Analiz
Giriş Tarihi : 02-02-2021 06:19   Güncelleme : 02-02-2021 06:19

AB Sevdasına Bu Hallere Geldik!

“AB uyum yasaları” adı altında kanunlarımızda yapılan değişiklikler, büyük toplumsal tahribatlara sebep oldu.

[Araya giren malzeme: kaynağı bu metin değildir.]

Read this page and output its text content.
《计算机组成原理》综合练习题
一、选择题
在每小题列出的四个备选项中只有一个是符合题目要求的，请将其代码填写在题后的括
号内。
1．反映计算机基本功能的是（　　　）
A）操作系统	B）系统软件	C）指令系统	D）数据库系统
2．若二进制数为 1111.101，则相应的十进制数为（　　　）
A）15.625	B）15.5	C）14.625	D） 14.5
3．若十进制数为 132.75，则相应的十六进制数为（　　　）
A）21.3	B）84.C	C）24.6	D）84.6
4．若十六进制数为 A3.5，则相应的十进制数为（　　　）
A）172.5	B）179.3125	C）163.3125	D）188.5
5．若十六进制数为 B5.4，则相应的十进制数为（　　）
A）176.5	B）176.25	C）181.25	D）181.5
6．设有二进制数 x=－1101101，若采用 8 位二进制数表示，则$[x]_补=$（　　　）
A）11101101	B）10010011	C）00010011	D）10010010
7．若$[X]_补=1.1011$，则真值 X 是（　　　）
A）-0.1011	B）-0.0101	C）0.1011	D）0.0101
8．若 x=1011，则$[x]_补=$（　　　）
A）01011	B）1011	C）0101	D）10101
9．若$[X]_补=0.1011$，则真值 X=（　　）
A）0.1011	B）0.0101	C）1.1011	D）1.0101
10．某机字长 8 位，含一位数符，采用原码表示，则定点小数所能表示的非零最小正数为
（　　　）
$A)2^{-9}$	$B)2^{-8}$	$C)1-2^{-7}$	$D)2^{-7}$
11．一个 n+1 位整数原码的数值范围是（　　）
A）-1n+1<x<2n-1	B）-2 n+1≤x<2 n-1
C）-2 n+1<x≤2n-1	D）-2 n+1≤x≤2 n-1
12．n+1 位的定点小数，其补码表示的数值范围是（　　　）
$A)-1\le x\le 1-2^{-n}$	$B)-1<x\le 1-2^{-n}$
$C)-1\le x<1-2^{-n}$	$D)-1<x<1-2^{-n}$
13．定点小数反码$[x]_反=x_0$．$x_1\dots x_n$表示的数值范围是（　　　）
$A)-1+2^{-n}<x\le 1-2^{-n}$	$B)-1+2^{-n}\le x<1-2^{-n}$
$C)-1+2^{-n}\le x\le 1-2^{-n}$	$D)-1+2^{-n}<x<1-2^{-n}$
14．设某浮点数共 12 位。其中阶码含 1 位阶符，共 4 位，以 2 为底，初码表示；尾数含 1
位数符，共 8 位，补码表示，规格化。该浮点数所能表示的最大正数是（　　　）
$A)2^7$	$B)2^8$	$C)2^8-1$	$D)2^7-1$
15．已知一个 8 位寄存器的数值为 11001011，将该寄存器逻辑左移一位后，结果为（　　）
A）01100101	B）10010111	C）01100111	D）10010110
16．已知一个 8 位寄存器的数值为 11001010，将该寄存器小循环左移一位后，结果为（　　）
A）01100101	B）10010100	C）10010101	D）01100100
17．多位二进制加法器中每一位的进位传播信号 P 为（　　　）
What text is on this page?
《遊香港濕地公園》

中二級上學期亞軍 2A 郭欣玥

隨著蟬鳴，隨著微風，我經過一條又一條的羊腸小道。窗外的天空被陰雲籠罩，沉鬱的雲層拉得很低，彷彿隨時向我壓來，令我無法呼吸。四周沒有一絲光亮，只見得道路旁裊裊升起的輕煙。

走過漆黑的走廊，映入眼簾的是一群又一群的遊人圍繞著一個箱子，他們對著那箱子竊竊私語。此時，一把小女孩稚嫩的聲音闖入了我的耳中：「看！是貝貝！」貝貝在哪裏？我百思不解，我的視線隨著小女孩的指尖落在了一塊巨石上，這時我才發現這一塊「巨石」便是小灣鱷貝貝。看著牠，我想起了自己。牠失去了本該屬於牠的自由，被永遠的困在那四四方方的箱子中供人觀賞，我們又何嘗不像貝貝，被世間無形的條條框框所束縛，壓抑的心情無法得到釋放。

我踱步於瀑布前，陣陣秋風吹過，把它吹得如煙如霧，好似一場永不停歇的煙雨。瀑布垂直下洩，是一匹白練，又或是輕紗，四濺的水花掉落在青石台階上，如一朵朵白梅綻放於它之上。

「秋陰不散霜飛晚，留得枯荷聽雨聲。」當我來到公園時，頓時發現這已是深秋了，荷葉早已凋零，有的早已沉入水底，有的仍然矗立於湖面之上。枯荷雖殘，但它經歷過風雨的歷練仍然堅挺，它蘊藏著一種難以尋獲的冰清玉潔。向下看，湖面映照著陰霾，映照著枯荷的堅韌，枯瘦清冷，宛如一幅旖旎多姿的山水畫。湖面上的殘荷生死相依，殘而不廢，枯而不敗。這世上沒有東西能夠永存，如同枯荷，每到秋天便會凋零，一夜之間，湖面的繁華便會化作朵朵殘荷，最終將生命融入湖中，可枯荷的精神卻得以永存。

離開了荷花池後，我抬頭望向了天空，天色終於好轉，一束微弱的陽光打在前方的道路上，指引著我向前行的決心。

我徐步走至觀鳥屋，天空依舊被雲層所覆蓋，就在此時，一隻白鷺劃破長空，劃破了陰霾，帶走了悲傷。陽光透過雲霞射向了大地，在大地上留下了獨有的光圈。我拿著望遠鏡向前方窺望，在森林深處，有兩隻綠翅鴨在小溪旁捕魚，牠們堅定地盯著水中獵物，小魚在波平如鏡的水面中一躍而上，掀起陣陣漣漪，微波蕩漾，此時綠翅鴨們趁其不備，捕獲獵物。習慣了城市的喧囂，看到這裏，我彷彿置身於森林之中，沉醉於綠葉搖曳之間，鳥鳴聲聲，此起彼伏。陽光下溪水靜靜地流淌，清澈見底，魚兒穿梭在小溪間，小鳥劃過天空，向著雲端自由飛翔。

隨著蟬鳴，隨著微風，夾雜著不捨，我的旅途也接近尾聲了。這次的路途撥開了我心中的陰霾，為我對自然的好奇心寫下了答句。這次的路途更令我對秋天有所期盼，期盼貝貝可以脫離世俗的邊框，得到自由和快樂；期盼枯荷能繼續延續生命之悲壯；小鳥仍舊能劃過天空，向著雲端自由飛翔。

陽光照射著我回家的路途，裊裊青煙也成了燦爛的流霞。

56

AB Sevdasına Bu Hallere Geldik!

Ahlaksızlığın sembolü haline gelen ateizm ve LGBTİ dernekleri, son olarak Kâbe-i Muazzama’ya yaptıkları çirkin saldırıyla hadlerini iyice aştı. 1983 yılında derneklere ilişkin yayınlanan 2908 Sayılı Dernekler Kanunu’nun 5’inci Maddesi’nde yer alan, ‘Kanunlara, millî egemenliğe, millî güvenliğe, kamu düzenine ve genel asayişe, kamu yararına, genel ahlaka ve genel sağlığın korunmasına aykırı faaliyette bulunmak’ hükmünün 2004 yılında değiştirilmesiyle ateizm ve LGBTİ gibi sapkınlıkların kurumsallaşmasının kanunen önü açıldı. Böylelikle toplum yapısı, ahlak kuralları ve manevi değerlere saldırı yasallaşmış oldu. 1994 yılında kurulan ve faaliyetlerini illegal olarak devam ettiren Kaos GL isimli LGBTİ Derneği de 2005 yılında tüzel kişiliğini kazanan ilk sapkın dernek oldu.

 

AHLAKSIZLIK 2004’TE LEGALLEŞTİ

1983 yılında derneklere ilişkin yayınlanan 2908 Sayılı Dernekler Kanunu’nun 5’inci Maddesi’nin 2004 yılında değiştirilmesiyle, toplumumuz, ahlaki ve manevi değerlerimiz de erozyona uğramaya başladı. Ülkemizde ahlaksızlığın öncüsü olan Kaos GL, 2005 yılında Ankara Valiliği, ‘4721 sayılı Türk Medeni Kanunu’nun 56. Maddesi’nde yer alan “Hukuka ve ahlaka aykırı dernek kurulamaz’ hükmüne dayanarak kapatılması için Cumhuriyet Savcılığı’na başvurdu. Ancak savcılık dava açılmasına bile gerek görmedi. Sonuç olarak Kaos GL Türkiye’de tüzel kişilik kazanan ilk LGBTİ Derneği oldu. Toplumumuzda dinsizliği yaygınlaştırmak isteyen ve manevi değerlerimizi hedef alan ateizm dernekleri de 2014 yılında kurulmaya başlandı.

 

İFSAT DERNEKLERİ GİTTİKÇE YAYGINLAŞIYOR

2004 yılında yayınlanan 5253 sayılı yeni Dernekler Kanunu ile birlikte üniversitelerde ve toplumsal hayatımızda giderek yaygınlaşan sapkın dernekler, her geçen gün yeni kepazeliklerle gündeme geliyor. ‘Eşcinsel çocuklar’, ‘Müslüman Eşcinseller’, ‘Türkiye’nin yarısı deist’ gibi saçma iddialarla dikkat çekmeye ve vatandaşları provoke etmeye çalışan ateizm ve LGBTİ derneklerinin önüne geçilmesi gerekirken, devlet eliyle bu derneklere hamilik yapılıyor. İstanbul Sözleşmesi ve çeşitli kanun değişiklikleri ile ahlaksızlığın yaygınlaştırılması için zemin oluşturulurken ateizm ve LGBTİ örgütlerinin tepki çeken faaliyetlerine de sadece göstermelik ve geçici tedbirler alınıyor.